In 2014, the council entered into an agreement with property developers to demolish the existing buildings and deliver the site. When the plans were announced to evict the Vloek and build a new sailing centre with tenants including Koninklijk Nederlands Watersport Verbond, a local political debate began. On one side, the squatters suggested it was better to build the centre elsewhere, and stated another sailing centre had already been opened five years previously and it was mostly empty. Supporters included city councillor Joris Wijsmuller of the Haagse Stadspartij (HSP, Hague City Party) who had built the bar at the Vloek himself, the Partij voor de Dieren (Party for the Animals) which called it "one of the pearls of Scheveningen" and the Socialist Party, which echoed the concerns that there was already an unused sailing centre elsewhere. On the other side, the local branch of the VVD (People's Party for Freedom and Democracy) had been calling since 2011 for the squat to be evicted and the CDA (Christian Democratic Appeal) also supported eviction.

In order to bring attention to the Vloek's campaign against eviction, fifteen people occupied the Scheveningen Pier in August 2014. It had been derelict since October 2013, having gone bankrupt.
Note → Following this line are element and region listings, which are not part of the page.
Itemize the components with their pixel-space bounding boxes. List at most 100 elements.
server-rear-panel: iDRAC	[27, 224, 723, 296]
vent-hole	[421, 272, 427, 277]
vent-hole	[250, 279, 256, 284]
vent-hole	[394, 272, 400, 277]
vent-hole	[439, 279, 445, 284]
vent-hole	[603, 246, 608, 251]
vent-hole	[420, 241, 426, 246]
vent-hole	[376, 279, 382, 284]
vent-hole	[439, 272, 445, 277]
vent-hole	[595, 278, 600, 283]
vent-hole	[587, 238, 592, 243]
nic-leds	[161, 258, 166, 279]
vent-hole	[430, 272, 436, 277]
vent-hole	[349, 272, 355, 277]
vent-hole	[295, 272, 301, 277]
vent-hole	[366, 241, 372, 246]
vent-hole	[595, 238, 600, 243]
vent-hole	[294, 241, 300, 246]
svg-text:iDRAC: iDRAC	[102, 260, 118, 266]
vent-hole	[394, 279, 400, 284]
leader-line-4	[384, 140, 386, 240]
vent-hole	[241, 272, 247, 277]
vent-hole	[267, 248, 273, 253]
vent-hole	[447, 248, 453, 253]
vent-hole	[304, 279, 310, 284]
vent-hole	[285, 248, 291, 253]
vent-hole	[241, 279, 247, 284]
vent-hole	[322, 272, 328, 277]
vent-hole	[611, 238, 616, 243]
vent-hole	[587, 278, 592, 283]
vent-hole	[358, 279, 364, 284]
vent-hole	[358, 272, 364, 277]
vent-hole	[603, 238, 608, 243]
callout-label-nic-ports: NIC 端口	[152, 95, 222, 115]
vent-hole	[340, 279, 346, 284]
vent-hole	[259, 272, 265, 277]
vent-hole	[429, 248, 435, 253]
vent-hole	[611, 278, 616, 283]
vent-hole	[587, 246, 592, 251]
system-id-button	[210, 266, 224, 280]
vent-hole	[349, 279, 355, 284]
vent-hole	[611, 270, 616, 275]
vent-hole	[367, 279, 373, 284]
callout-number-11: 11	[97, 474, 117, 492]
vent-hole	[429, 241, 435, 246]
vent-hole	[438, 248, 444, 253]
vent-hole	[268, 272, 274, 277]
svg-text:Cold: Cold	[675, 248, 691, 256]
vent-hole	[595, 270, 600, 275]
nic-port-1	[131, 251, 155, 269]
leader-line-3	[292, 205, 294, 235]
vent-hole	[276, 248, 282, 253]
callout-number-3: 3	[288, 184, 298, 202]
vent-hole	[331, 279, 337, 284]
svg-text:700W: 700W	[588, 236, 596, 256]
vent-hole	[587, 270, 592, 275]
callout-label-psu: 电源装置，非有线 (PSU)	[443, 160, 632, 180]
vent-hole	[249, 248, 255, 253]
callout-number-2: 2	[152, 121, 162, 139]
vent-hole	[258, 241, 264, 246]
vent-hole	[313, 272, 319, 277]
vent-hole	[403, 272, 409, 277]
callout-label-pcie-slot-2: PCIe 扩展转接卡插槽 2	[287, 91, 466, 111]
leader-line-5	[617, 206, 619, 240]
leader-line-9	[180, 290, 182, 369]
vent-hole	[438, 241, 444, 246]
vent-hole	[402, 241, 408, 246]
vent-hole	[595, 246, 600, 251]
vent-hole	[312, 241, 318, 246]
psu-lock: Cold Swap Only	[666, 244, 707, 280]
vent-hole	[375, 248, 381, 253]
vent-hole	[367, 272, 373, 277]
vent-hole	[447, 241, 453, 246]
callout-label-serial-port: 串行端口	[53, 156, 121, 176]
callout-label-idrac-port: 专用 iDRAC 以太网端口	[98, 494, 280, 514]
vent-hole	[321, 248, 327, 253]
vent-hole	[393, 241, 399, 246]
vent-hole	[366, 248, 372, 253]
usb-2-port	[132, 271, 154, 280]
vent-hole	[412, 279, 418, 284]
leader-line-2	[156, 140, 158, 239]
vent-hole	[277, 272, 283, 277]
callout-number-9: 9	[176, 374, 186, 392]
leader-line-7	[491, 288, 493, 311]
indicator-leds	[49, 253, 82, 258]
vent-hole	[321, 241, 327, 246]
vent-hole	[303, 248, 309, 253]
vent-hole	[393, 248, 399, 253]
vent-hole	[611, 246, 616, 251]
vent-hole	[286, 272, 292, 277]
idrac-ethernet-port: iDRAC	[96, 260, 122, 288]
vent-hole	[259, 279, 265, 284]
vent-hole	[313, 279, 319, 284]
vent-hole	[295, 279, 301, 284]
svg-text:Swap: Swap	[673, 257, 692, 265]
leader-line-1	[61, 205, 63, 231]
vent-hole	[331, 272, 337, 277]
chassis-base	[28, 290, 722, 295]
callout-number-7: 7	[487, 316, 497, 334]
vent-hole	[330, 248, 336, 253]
The squatters dropped a banner saying "De Vloek moet blijven" ("The Vloek must stay") and lit flares; they were evicted the same day. By September 2015, 44 participants in the Vloek had moved their activities to a former school building in Moerwijk which had been offered to them by the city council. The contract was signed for 10 years with a break clause after 5. In a deal brokered by Wijsmuller, the council agreed to give the building rent free and the former squatters agreed to pay maintenance and electricity. Martin Wörsdörfer of the VVD called it a "reward for bad behaviour". Other Vloek participants declared they would resist the eviction and made a call out for solidarity. As a last step, they announced the Vloek was seceding from the Netherlands and therefore no longer subject to its laws.

On Wednesday 9 September 2015, the Mobiele Eenheid (Dutch riot police) began to evict the Vloek, whilst being bombarded with paint bombs. The police placed a shipping container on the roof using a crane and entered through a hole cut in the roof. Five squatters were arrested inside the building and afterwards two more were brought down from a crow's nest constructed above the building, making the number of arrests seven in total. One week after the eviction, the building was demolished.

In June 2017, four of the squatters were charged with violence against the police because, by throwing paint bombs, they had allegedly damaged five vans, two cars and two water cannons. The state asked for a prison sentence of two weeks and a fine of 500 euros for each person, also requesting a fine from a fifth person involved. In addition to the state charges, the council demanded a fine totalling 50,000 euros from ten people, which was then reduced to 33,000 euros. An appeal was made to reduce the fine, but the council demanded the full amount before the appeal was heard.